It was interesting to have both very a conservative and very liberal parent, because we deal with both these elements in the world and we have both elements within ourselves.
When I was very, very young - four, five, six - I could see inside people, their motives, their dreams, their apprehension of reality.
While I had many friends as a child I aslo kept a great deal to myself. I noticed that adults were drawn to me. They would talk to me for hours at my parents' parties. Strange to find yourself at seven, dressed in pagamas with feet, listening to adults tell you their deepest secrets.
I never considered myself to be essentially different from anyone else. Although I knew I was.
At an early age I found the world a very natural place to be. I was always in a meditative consciousness as a child, which children are.
School was a strange place where they tried to make you into something.
They presented a description of the world to all of us which was very limited and narrow.
I had been pretty well made a prisoner by school, by society. I had been given this description of the world that I couldn't accept.
I really didn't want to be a part of the world because I found that the world was filled with unkindness. People didn't love each other.
In every home in America, in the world, there was cruelty, anger and hatred - things I didn't feel.
I found that the breakthroughs for me, as I went through school, came through sexuality, explorations of consciousness, reading, loving, friends, time in nature, and through psychedelic experiences.
I've been very fortunate because many of the teachers I had were exceptional. But I didn't realize that at the time that all teachers were not alike.

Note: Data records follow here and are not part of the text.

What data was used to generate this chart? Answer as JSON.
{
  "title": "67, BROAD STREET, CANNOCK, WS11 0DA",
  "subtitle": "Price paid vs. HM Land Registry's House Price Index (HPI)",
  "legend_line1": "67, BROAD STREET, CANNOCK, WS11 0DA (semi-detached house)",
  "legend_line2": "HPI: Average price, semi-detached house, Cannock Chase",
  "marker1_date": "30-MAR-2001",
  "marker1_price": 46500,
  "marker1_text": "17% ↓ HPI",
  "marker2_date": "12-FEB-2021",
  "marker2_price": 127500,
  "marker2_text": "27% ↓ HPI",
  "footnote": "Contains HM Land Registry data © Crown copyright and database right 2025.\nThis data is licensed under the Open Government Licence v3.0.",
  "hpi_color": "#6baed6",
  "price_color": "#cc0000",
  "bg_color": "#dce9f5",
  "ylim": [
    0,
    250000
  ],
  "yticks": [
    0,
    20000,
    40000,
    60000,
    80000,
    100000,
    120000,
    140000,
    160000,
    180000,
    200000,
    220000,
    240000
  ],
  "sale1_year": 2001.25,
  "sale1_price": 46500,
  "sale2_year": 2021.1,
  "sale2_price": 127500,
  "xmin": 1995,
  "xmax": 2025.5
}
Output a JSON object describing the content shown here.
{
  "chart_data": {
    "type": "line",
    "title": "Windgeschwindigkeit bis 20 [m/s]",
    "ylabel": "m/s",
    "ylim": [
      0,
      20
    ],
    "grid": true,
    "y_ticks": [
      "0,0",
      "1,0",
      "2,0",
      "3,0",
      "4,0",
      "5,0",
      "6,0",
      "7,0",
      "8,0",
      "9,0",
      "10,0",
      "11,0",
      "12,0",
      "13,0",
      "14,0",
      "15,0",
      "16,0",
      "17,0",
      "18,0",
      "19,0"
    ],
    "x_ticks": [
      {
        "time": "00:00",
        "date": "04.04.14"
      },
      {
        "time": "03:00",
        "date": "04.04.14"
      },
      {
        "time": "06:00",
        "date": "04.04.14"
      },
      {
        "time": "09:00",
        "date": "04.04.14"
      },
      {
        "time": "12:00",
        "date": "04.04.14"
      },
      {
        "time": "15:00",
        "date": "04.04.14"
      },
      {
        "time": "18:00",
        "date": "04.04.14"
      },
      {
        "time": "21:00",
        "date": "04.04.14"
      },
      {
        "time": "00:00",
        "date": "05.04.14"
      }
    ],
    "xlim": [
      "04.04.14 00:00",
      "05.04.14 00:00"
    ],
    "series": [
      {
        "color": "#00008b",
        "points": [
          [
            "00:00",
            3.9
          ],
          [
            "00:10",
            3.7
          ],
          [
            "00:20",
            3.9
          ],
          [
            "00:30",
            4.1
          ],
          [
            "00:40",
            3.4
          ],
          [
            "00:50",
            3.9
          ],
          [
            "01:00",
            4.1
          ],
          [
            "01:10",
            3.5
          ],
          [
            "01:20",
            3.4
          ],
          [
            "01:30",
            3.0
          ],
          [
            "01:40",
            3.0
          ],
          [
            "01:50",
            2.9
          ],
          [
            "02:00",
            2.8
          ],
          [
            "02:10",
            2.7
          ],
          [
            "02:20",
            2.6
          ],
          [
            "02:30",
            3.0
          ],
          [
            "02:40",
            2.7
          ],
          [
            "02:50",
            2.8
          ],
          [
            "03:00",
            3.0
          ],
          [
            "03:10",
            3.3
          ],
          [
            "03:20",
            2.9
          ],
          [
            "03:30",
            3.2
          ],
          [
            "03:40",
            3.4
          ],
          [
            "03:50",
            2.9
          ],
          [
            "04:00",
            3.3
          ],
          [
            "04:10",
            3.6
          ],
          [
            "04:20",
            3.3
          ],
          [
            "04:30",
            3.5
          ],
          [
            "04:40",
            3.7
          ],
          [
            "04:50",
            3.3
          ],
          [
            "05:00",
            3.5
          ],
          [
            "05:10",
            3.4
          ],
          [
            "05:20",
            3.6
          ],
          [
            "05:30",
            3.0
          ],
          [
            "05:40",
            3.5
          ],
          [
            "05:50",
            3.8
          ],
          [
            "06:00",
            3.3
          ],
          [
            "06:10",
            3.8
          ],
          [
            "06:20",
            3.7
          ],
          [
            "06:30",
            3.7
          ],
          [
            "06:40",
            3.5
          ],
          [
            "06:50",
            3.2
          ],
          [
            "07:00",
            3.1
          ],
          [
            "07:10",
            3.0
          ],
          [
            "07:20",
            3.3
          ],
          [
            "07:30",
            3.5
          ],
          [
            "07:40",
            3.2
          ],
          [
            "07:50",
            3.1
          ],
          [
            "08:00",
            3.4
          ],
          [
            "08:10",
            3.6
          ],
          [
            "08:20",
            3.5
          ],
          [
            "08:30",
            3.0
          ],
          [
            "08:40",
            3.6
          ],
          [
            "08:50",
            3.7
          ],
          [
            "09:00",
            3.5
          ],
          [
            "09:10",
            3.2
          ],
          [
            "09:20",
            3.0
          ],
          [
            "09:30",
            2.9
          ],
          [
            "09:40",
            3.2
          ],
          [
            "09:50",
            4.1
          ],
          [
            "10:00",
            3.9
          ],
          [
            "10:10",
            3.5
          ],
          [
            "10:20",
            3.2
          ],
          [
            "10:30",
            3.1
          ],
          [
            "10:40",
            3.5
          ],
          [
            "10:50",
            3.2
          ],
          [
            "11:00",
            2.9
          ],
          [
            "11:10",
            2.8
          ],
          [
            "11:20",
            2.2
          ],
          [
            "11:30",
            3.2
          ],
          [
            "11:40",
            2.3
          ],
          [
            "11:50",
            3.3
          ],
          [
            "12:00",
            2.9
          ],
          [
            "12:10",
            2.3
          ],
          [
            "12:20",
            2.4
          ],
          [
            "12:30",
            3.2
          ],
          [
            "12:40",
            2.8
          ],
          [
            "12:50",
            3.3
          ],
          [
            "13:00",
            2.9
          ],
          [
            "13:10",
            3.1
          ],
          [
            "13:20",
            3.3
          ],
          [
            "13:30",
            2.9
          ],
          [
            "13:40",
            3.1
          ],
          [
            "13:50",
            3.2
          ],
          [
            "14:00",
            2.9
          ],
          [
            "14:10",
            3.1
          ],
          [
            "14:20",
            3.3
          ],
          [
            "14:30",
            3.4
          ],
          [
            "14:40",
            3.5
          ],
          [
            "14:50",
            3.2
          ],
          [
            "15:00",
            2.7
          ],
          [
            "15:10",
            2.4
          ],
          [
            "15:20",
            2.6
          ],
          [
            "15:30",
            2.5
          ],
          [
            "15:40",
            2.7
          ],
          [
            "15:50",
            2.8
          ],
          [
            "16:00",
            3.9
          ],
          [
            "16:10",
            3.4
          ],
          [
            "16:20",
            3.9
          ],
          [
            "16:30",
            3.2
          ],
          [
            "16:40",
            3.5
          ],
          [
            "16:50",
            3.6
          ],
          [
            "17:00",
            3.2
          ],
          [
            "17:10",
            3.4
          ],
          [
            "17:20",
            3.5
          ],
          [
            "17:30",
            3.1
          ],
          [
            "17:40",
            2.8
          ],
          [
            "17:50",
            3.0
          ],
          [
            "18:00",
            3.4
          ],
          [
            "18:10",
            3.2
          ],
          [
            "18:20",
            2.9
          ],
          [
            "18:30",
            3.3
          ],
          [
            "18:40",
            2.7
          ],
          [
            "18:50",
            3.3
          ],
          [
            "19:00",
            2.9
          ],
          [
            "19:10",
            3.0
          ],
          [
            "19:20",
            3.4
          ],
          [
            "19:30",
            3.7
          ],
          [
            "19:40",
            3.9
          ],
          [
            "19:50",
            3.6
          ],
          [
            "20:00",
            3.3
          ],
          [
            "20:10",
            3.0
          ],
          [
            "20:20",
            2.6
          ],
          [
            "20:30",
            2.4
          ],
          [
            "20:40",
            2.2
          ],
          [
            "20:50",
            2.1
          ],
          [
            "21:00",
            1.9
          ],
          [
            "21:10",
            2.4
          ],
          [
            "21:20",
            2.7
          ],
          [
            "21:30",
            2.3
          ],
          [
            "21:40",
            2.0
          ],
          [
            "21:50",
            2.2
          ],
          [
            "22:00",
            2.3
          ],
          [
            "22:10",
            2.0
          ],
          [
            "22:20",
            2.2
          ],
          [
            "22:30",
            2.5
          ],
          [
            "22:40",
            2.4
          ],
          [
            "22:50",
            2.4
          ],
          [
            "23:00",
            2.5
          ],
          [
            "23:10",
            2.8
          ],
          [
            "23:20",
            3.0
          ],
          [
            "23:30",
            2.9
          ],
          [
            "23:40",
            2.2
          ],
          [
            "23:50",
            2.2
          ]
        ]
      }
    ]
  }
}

With the use of psychedelics, it was all based around the Tibetan Book of the Dead, using them to experience enlightenment.
I learned about the benefits and the vast limitations of such types of exploration, as did all my generation.
I started to meditate formally at about 18. I would sit on a mountaintop in Southern California around twilight and focus on my third eye. Everything would become still and rings of light would appear, and I'd go through them. I would be beyond time and space.
My travels to the Far East occurred primarily during the 1960's. Naturally, I have returned many times since. Of course, there was concern from my family that I was traveling to far distant lands to accomplish snowboarding activities that no one had tried yet.
Originally, I was interested in athletic pursuits like snowboarding, martial arts and surfing. When I went to the Himalayas and met a number of Buddhist monks I was introduced to a new way of looking at life.
I was initiated as a Buddhist monk at the age of 19, but I think that initiation is simply a starting point.
I meditated on my own for some time, read spiritual books, became a vegetarian and had incredible experiences every day, every meditation, where I was just thrown into the infinite - never realizing that other people didn't necessarily have those experiences in meditation that quickly.
I never considered myself to be special. If anything, I considered myself to be awkward, and still do sometimes.
I entered a spiritual community when I was 20, which I was in for 11 year, with very strict meditative practices, with an Eastern teacher. It was very much like a religious order.
The training was rigorous, hundreds and thousands of hours of meditation, self-giving. But it was easy. I loved it. I would merge again and again with the superconscious in meditation.
At the same time, I went through college, received a Ph.D. and started to teach. I wrote books.
I was drawn to the arts because I sensed that I was by nature Bohemian, and yet very conservative.
In poetry, and in my study in graduate school, I was drawn to a particular poet, Theodore Roethke. I did a dissertation on "The Evolution of Matter and Spirit in the Poetry of Theodore Roethke" for my Ph.D.